Establish company-wide print policies:

  • Standard print settings (duplex, black-and-white default).
  • Acceptable use (personal printing limits).
  • Colour printing guidelines.
  • Scanning naming conventions and filing locations.
  • Device placement guidelines (shared devices in common areas, not personal printers at desks).

Supply Management

For businesses not on MPS:

  • Maintain a small inventory of toner for each device type.
  • Set up recurring orders with a supplier for consistent pricing.
  • Track usage to predict when supplies will be needed.

Getting Started

Whether you manage two offices or ten, a structured approach to print management saves money and reduces headaches:

  1. Audit your current fleet: Document every device, its age, monthly volume, and condition.
  2. Calculate your true print costs: Include hardware, consumables, maintenance, support time, and paper.
  3. Evaluate MPS: Get quotes from two or three MPS providers.
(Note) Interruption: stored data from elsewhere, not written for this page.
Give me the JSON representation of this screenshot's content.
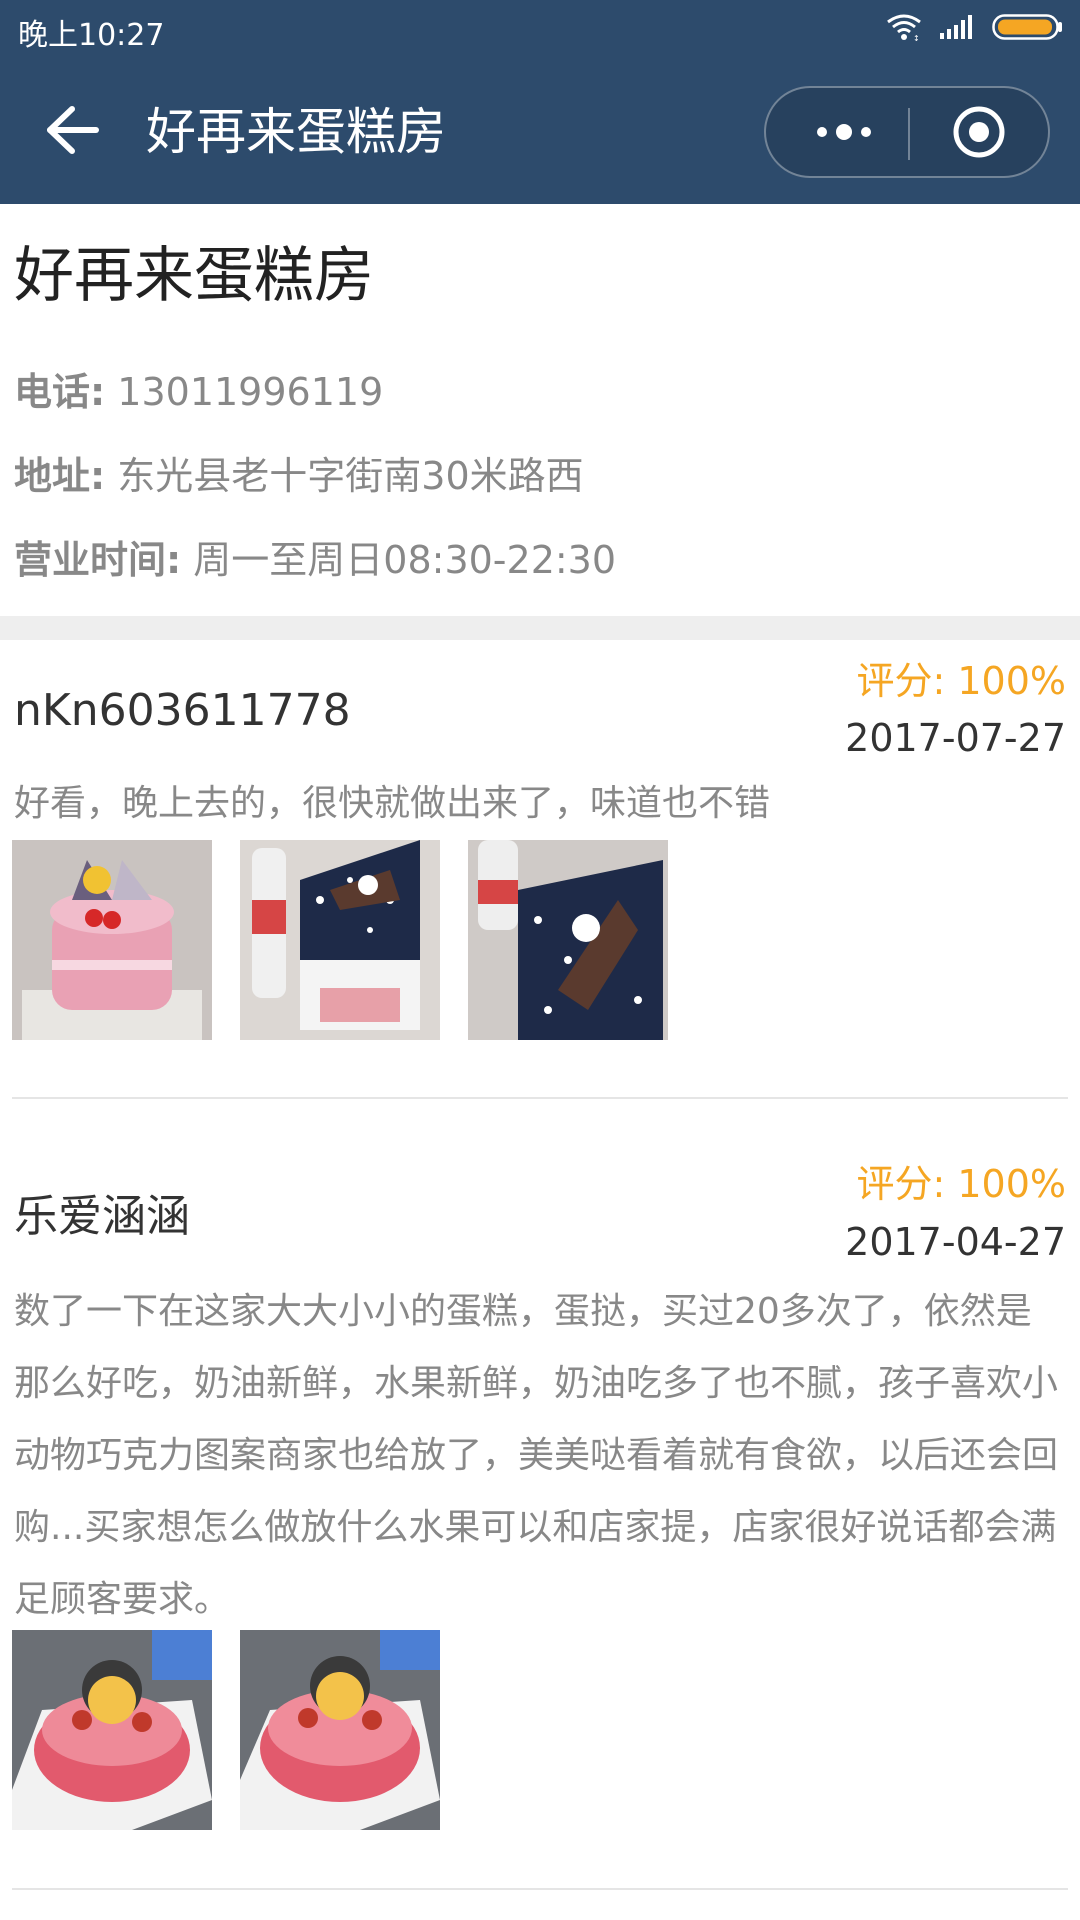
{
  "status_bar": {
    "time": "晚上10:27"
  },
  "nav": {
    "title": "好再来蛋糕房"
  },
  "shop": {
    "title": "好再来蛋糕房",
    "phone_label": "电话:",
    "phone_value": "13011996119",
    "address_label": "地址:",
    "address_value": "东光县老十字街南30米路西",
    "hours_label": "营业时间:",
    "hours_value": "周一至周日08:30-22:30"
  },
  "reviews": [
    {
      "user": "nKn603611778",
      "score": "评分: 100%",
      "date": "2017-07-27",
      "text": "好看，晚上去的，很快就做出来了，味道也不错"
    },
    {
      "user": "乐爱涵涵",
      "score": "评分: 100%",
      "date": "2017-04-27",
      "text": "数了一下在这家大大小小的蛋糕，蛋挞，买过20多次了，依然是那么好吃，奶油新鲜，水果新鲜，奶油吃多了也不腻，孩子喜欢小动物巧克力图案商家也给放了，美美哒看着就有食欲，以后还会回购...买家想怎么做放什么水果可以和店家提，店家很好说话都会满足顾客要求。"
    }
  ],
  "colors": {
    "nav_bg": "#2d4b6c",
    "score": "#f5a623",
    "battery": "#f5a623"
  }
}
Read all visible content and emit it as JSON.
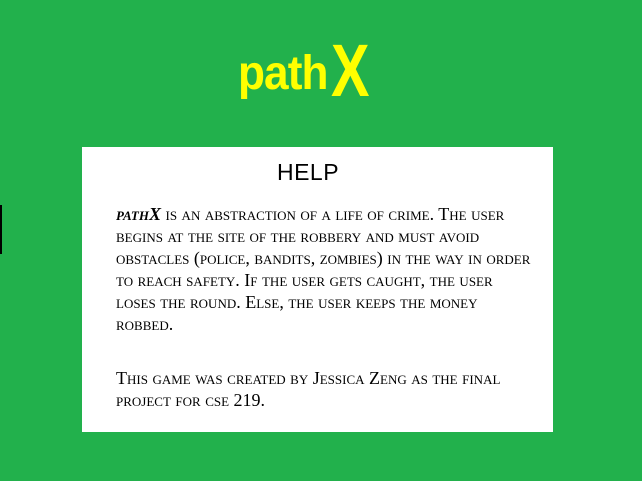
{
  "logo": {
    "part1": "path",
    "part2": "X",
    "color": "#ffff00"
  },
  "background_color": "#22b14c",
  "help": {
    "title": "HELP",
    "game_name": "pathX",
    "paragraph1_rest": " is an abstraction of a life of crime. The user begins at the site of the robbery and must avoid obstacles (police, bandits, zombies) in the way in order to reach safety. If the user gets caught, the user loses the round. Else, the user keeps the money robbed.",
    "paragraph2": "This game was created by Jessica Zeng as the final project for cse 219."
  }
}
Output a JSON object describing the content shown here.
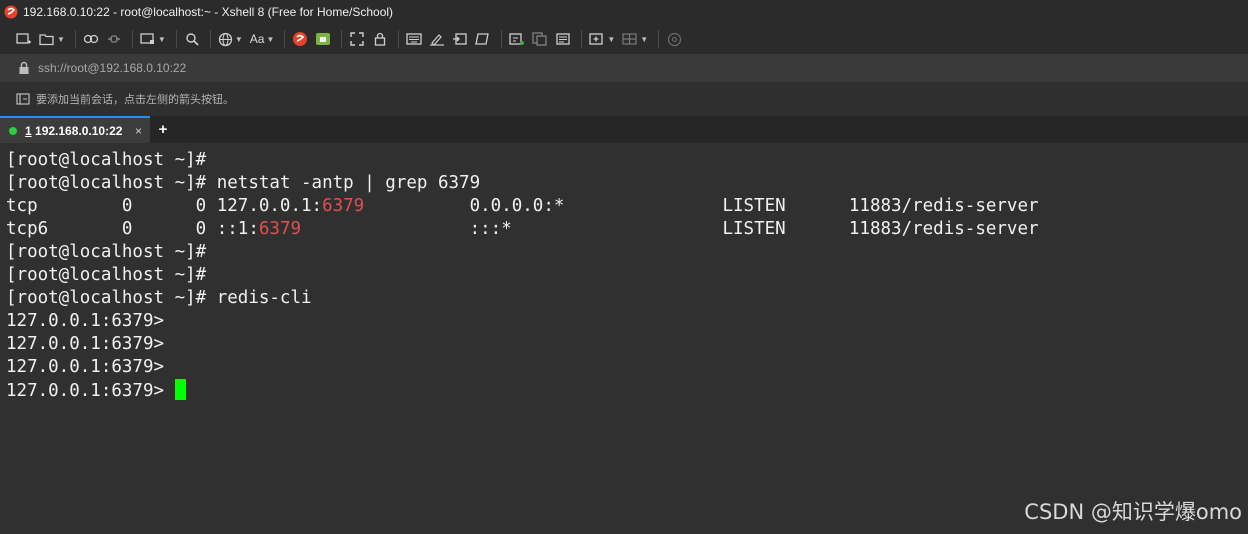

Compare their per-page pricing against your current costs.
  4. Standardise: Begin transitioning to standard device models as current devices reach end of life.
  5. Implement security basics: Change default passwords, update firmware, and consider pull printing.
  6. Set print policies: Default to duplex and black-and-white. Encourage digital alternatives.

Print management is not the most exciting topic in IT, but for multi-office businesses, getting it right delivers tangible cost savings and operational simplicity. The effort invested in standardisation, security, and smart management pays for itself through reduced costs, fewer support issues, and better control over your print environment.